Nope, never used any of this stuff until the early to mid 2000's on an Amiga. I took a long reprieve doing anything "serious" on the Amiga starting in the early 90's when I was seduced by the 386's, 486's and eventually the 586's & AMDK6 of the time - so I totally missed out on all these new libs, plug-ins, etc.
I guess you would also complain when a program required bgui, gtlayout, classact or any 3rd party library.
At one time, of course! lol First time you have to go searching all over creation in order to get someone else's program to work, it's definitely an exercise! But that's become expected in the world of Amiga.
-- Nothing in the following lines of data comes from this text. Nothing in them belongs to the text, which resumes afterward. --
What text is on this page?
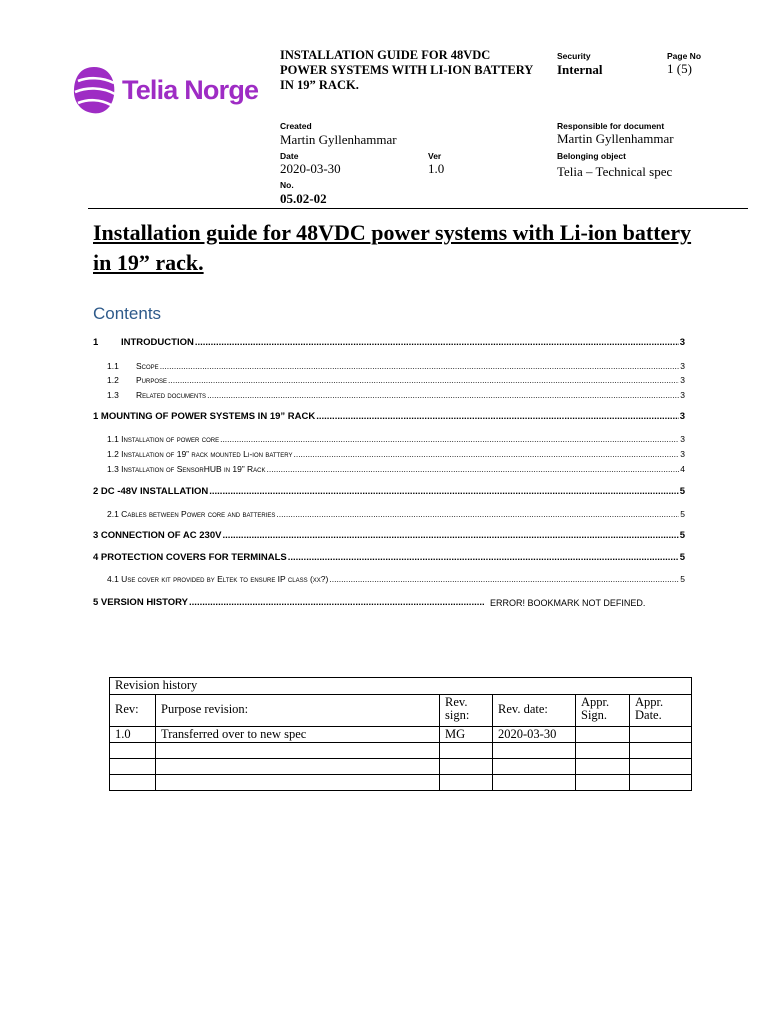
Telia Norge
INSTALLATION GUIDE FOR 48VDC POWER SYSTEMS WITH LI-ION BATTERY IN 19” RACK.
Security
Internal
Page No
1 (5)
Created
Martin Gyllenhammar
Responsible for document
Martin Gyllenhammar
Date
2020-03-30
Ver
1.0
Belonging object
Telia – Technical spec
No.
05.02-02
Installation guide for 48VDC power systems with Li-ion battery in 19” rack.
Contents
1	INTRODUCTION .....	3
1.1	Scope .....	3
1.2	Purpose .....	3
1.3	Related documents .....	3
1 MOUNTING OF POWER SYSTEMS IN 19” RACK .....	3
1.1 Installation of power core .....	3
1.2 Installation of 19” rack mounted Li-ion battery .....	3
1.3 Installation of SensorHUB in 19” Rack .....	4
2 DC -48V INSTALLATION .....	5
2.1 Cables between Power core and batteries .....	5
3 CONNECTION OF AC 230V .....	5
4 PROTECTION COVERS FOR TERMINALS .....	5
4.1 Use cover kit provided by Eltek to ensure IP class (xx?) .....	5
5 VERSION HISTORY .....	ERROR! BOOKMARK NOT DEFINED.
Revision history					
Rev:	Purpose revision:	Rev. sign:	Rev. date:	Appr. Sign.	Appr. Date.
1.0	Transferred over to new spec	MG	2020-03-30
MUI is not a "program", it's a set of libraries and classes that allow Amiga coders to produce decent GUIs, something very difficult with crappy gadtools or other primitive graphic toolkits.
Have you ever tried out MUI examples? You have all kind of different classes, you have drag'n'drop everywhere and it's a pleasure from a programmer user point. You can set per-application preferences depending on the preferences you want
IIRC MUI3.8 is even included with AmigaOS3.9 as contribution.
BTW, MUI is not slow, try to build similar complex interfaces with Reaction and you will notice it. People who claim MUI is slow usually fill every gui element with textures and later complain about slowness.
Thanks for the explanations. I guess I get some of what MUI is supposed to be about (standardization and simplicity for programmers/end users), but am still "sticker shocked" when I see all the options available for some of these programs. I bet it's great from a programmers or developers point of view, but for an end user that was used to how most OS1.3-3.1 programs handled themselves, MUI at times seems to be "too much", too feature ridden almost.
And the slowness thing, no... always just use the plain and simple grey backgrounds. No fancy graphics and textures.